Keep flowers fresh with vodka and sugar. Add a few drops of vodka and a teaspoon of sugar to the vase water. Both agents help reduce bacteria growth, keeping flowers fresher longer.
Fix DVD scratches with bananas. Gently rub a freshly cut banana in a circular motion to coat and fill in scratches. Use the inside of the peel to clean and polish. Wipe with a clean, soft cloth.
If you don’t have stain stick or stain spray handy, try these remedies…
Use aspirin to remove sweat stains. Crush and dissolve four to six aspirins in warm water. Submerge the stained areas into the solution. Let soak for two to three hours, then launder.
Remove ink and lipstick stains with rubbing alcohol. Place a clean cloth or a paper towel under the stained area to prevent bleeding. Gently dab the stain with a cotton ball that has been dampened with rubbing alcohol. Repeat until the stain is gone. Let dry, and launder as usual.
Get out grass stains with vodka. Gently rub the stain with a clean cloth saturated with vodka. Rinse with cool water and launder.
5 Homemade De-Buggers
Are you bugged by bugs? Here, natural repellents that really work…
Create flea repellent with apple cider vinegar. After bathing your dog, spray the animal lightly with a 50/50 solution of vinegar and water. Reapply after every bath.
Build a roach trap with apples. Fill the bottom of an empty, 12-ounce jar with apple peels to lure roaches in with the scent.
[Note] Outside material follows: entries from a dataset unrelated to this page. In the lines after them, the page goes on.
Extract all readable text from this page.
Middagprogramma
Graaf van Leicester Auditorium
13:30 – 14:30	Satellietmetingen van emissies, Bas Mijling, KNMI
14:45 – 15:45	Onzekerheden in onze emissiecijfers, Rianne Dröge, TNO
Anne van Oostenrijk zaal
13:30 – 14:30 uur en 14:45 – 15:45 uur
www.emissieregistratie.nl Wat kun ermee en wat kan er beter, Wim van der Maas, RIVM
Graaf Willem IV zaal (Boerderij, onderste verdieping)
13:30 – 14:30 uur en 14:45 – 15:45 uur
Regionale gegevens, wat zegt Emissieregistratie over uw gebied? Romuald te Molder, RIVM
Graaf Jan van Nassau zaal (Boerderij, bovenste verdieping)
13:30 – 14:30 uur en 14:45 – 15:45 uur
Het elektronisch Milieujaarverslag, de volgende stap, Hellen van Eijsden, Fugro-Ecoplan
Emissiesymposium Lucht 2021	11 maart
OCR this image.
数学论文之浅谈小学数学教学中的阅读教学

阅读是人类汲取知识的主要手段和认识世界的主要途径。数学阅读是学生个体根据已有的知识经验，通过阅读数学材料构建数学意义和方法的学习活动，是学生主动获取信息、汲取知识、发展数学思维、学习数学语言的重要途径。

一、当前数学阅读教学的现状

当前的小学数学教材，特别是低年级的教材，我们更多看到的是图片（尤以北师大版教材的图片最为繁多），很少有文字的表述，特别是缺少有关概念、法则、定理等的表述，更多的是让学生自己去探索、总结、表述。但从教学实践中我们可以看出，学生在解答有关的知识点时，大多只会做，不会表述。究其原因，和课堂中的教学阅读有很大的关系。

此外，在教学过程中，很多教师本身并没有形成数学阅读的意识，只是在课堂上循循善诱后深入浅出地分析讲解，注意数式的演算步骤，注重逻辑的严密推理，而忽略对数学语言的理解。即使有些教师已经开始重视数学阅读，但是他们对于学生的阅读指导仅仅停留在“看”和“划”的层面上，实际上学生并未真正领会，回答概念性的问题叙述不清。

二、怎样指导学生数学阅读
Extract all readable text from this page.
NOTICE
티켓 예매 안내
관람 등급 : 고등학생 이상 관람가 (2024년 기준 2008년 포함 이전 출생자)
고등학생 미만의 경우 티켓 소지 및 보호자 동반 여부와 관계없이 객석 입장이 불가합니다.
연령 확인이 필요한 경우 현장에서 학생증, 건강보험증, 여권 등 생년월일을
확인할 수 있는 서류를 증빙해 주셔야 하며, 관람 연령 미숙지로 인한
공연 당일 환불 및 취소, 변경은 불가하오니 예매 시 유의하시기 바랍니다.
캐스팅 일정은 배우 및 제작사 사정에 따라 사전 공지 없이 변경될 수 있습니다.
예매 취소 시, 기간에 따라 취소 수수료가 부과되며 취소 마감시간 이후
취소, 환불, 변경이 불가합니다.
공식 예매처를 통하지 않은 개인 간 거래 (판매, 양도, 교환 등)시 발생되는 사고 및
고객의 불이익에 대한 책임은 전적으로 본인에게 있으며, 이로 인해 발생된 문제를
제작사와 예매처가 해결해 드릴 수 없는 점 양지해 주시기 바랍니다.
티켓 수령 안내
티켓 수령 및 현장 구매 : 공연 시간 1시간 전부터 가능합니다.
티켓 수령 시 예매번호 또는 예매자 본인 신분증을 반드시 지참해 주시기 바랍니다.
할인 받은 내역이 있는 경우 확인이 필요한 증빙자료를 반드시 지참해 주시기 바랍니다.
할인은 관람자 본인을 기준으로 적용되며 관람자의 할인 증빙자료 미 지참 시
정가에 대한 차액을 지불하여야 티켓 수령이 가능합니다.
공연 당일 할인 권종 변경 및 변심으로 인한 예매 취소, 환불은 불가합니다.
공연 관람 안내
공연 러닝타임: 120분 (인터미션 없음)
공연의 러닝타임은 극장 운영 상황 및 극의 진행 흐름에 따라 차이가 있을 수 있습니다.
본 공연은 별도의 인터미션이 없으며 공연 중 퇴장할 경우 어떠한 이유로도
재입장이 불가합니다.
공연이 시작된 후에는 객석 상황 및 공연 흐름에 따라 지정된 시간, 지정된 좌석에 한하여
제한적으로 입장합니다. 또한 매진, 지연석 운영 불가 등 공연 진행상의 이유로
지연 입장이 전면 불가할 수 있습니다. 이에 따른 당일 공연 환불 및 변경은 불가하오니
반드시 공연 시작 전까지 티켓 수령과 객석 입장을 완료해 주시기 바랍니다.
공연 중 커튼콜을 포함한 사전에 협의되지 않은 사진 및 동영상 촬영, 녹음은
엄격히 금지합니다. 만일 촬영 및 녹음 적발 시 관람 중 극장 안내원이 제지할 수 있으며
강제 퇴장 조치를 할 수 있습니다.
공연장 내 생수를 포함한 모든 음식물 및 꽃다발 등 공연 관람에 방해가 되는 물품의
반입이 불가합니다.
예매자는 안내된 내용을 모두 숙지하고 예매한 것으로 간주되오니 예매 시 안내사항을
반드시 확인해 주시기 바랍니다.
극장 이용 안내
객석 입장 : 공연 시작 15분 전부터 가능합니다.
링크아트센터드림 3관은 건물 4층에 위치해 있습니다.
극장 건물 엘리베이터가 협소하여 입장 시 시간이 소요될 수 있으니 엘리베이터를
Then coat the inner rim of the jar with double-sided tape or petroleum jelly, which will prevent the roaches from climbing back out. Place in areas of the kitchen where roaches consistently are present, such as near refrigerators and small appliances such as microwaves, blenders and toasters.
Catch garden slugs with old beer cans. Leave out a beer can with enough beer to drown the slug (about one inch). You also can pour beer in a saucer. Slugs are attracted to beer’s yeasty smell.
Deter ants with lemons. Put lemon juice in a spray bottle, and take aim at entryways, windowsills, between kitchen cabinets and other spots where bugs enter. Lemon juice destroys the scent trails that ants follow. This also deters fleas and roaches.
Repel spiders with vinegar. Fill a spray bottle with a 50/50 mix of white vinegar and water. Spray evenly on windowsills, doorjambs and other areas where spiders make their entrance. Do this weekly. Spiders are repelled by the taste of vinegar, and since they taste with their legs, the spray solution will deter them.